Example of mislabeled samples identified by the multiple cleaning iterations
The samples below are among the ones manually found to be either incorrectly labeled or to not represent a pertinent example of the “missile” class. Samples 1, 2, 3 and 5 are clear label errors. No additional explanation is required for the mislabeling of images 1 and 3 (at least for image 1, some form of “resemblance” can be assumed) while image 2 depicts “the 5P85CM self-propelled launcher” and picture 5 depicts the “M61 Vulcan” Gatling-style rotary cannon. On the other hand, image 4, although possibly depicting part of a missile, due to the unusual coloring as well as the partial portion of a missile it includes, is best left out of the training set. Similarly, image 6, although possibly depicting a missile, given the environment, the perspective of the image makes its content classification less dependent on the actual structure of a missile and more on the environment.

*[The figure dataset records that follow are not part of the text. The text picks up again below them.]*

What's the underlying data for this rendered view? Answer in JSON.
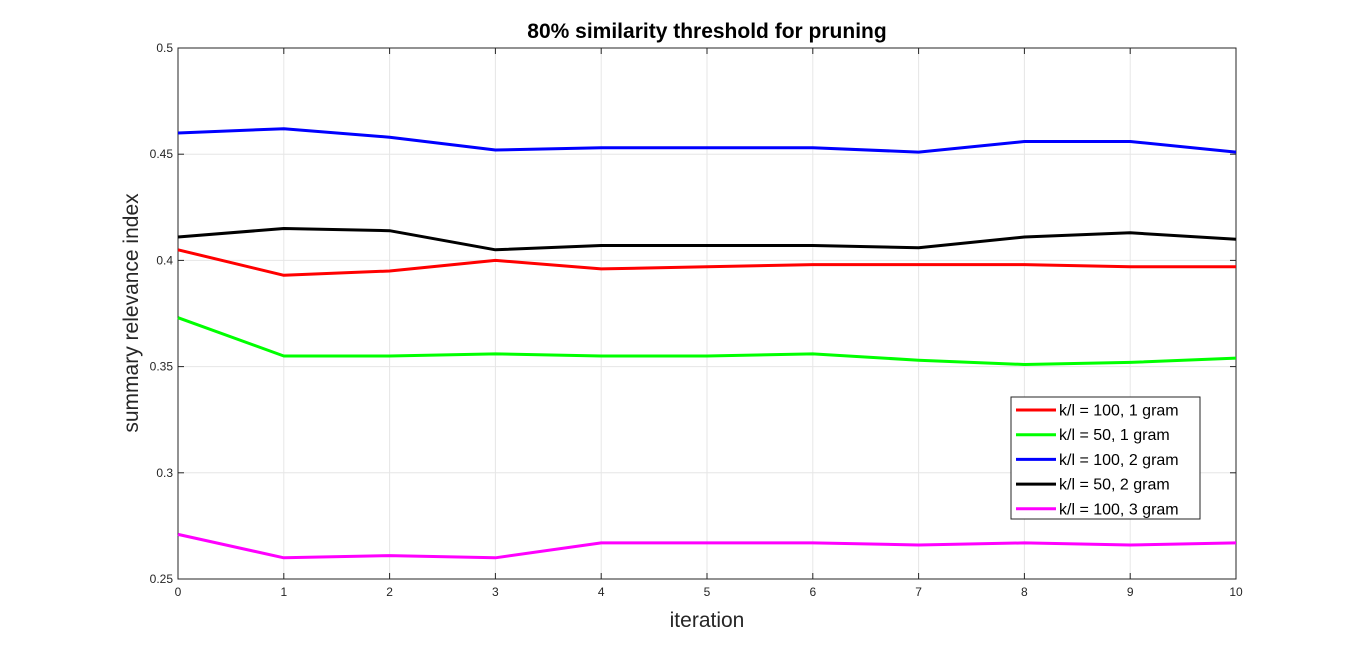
{
  "chart_data": {
    "type": "line",
    "title": "80% similarity threshold for pruning",
    "xlabel": "iteration",
    "ylabel": "summary relevance index",
    "x": [
      0,
      1,
      2,
      3,
      4,
      5,
      6,
      7,
      8,
      9,
      10
    ],
    "xlim": [
      0,
      10
    ],
    "ylim": [
      0.25,
      0.5
    ],
    "xticks": [
      "0",
      "1",
      "2",
      "3",
      "4",
      "5",
      "6",
      "7",
      "8",
      "9",
      "10"
    ],
    "yticks": [
      "0.25",
      "0.3",
      "0.35",
      "0.4",
      "0.45",
      "0.5"
    ],
    "grid": true,
    "legend_position": "right-middle",
    "series": [
      {
        "name": "k/l = 100, 1 gram",
        "color": "#ff0000",
        "values": [
          0.405,
          0.393,
          0.395,
          0.4,
          0.396,
          0.397,
          0.398,
          0.398,
          0.398,
          0.397,
          0.397
        ]
      },
      {
        "name": "k/l = 50, 1 gram",
        "color": "#00ff00",
        "values": [
          0.373,
          0.355,
          0.355,
          0.356,
          0.355,
          0.355,
          0.356,
          0.353,
          0.351,
          0.352,
          0.354
        ]
      },
      {
        "name": "k/l = 100, 2 gram",
        "color": "#0000ff",
        "values": [
          0.46,
          0.462,
          0.458,
          0.452,
          0.453,
          0.453,
          0.453,
          0.451,
          0.456,
          0.456,
          0.451
        ]
      },
      {
        "name": "k/l = 50, 2 gram",
        "color": "#000000",
        "values": [
          0.411,
          0.415,
          0.414,
          0.405,
          0.407,
          0.407,
          0.407,
          0.406,
          0.411,
          0.413,
          0.41
        ]
      },
      {
        "name": "k/l = 100, 3 gram",
        "color": "#ff00ff",
        "values": [
          0.271,
          0.26,
          0.261,
          0.26,
          0.267,
          0.267,
          0.267,
          0.266,
          0.267,
          0.266,
          0.267
        ]
      }
    ]
  }
}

Similarly, some of the samples selected for deletion during the second iteration are illustrated below. The 3 images either depict objects of class “missile” in an incomplete manner, like image 1, or contain different objects altogether (statue, respectively, airplane engine).
In cleaning iteration number 3, among the cleaned samples are the ones below. Image 1, although containing objects of class “missile”, due to the large number of such objects, some of them being overlapped, could negatively affect the classifier training task. Image number 2, although semantically linked to the class of interest, depicts, nonetheless, a plastic construction toy whereas the third image depicts a submarine.

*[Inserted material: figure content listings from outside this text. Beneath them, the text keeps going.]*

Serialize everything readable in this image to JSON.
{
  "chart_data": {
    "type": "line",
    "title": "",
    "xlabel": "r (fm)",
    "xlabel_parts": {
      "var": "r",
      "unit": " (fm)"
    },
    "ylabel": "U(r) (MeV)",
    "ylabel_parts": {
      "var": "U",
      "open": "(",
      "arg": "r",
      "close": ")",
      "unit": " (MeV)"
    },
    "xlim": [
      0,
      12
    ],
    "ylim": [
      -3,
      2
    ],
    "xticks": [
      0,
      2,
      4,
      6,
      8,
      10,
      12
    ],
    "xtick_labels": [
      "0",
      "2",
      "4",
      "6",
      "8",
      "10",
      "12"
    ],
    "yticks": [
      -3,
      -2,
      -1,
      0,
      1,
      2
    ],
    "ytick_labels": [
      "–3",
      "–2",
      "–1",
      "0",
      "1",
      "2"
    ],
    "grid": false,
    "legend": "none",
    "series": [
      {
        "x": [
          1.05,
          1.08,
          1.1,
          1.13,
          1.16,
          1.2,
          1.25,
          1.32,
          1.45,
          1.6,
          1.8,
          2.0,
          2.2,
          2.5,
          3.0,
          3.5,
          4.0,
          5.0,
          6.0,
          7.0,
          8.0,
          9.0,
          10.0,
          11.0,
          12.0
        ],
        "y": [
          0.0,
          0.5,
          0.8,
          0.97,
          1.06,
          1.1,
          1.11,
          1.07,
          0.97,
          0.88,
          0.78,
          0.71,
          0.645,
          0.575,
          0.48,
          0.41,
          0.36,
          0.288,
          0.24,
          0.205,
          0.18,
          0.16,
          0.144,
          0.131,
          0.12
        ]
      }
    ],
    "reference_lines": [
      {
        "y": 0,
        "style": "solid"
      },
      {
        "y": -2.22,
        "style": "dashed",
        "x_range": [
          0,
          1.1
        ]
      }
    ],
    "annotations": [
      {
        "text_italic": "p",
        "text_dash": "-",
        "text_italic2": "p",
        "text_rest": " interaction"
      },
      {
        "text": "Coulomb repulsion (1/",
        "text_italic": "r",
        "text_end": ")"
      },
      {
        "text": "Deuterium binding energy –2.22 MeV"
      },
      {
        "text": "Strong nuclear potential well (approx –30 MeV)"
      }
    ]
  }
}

Some additional samples cleaned in the 3 subsequent iterations are aggregated in the figure below, including either partially occluded objects of class “missile”, multiple such objects or foreground objects of other classes.
Conclusion
In conclusion, using the DataHeroes Coreset library, we cleaned the labels of the “missile” class from the ImageNet-1K dataset. We have seen the impact of the cleaning process by an increasing trend in the AUC metric from iteration to iteration. We stopped after six iterations because the AUROC metric plateaued.
Using the DataHeroes Coreset library, we managed to speed up the cleaning process by constantly looking at the top 50 samples based on the Coreset importance instead of randomly picking samples with the hope that we would find samples of interest. Thus, using the importance of the Coreset is a more effective way of finding bugs and errors in your dataset.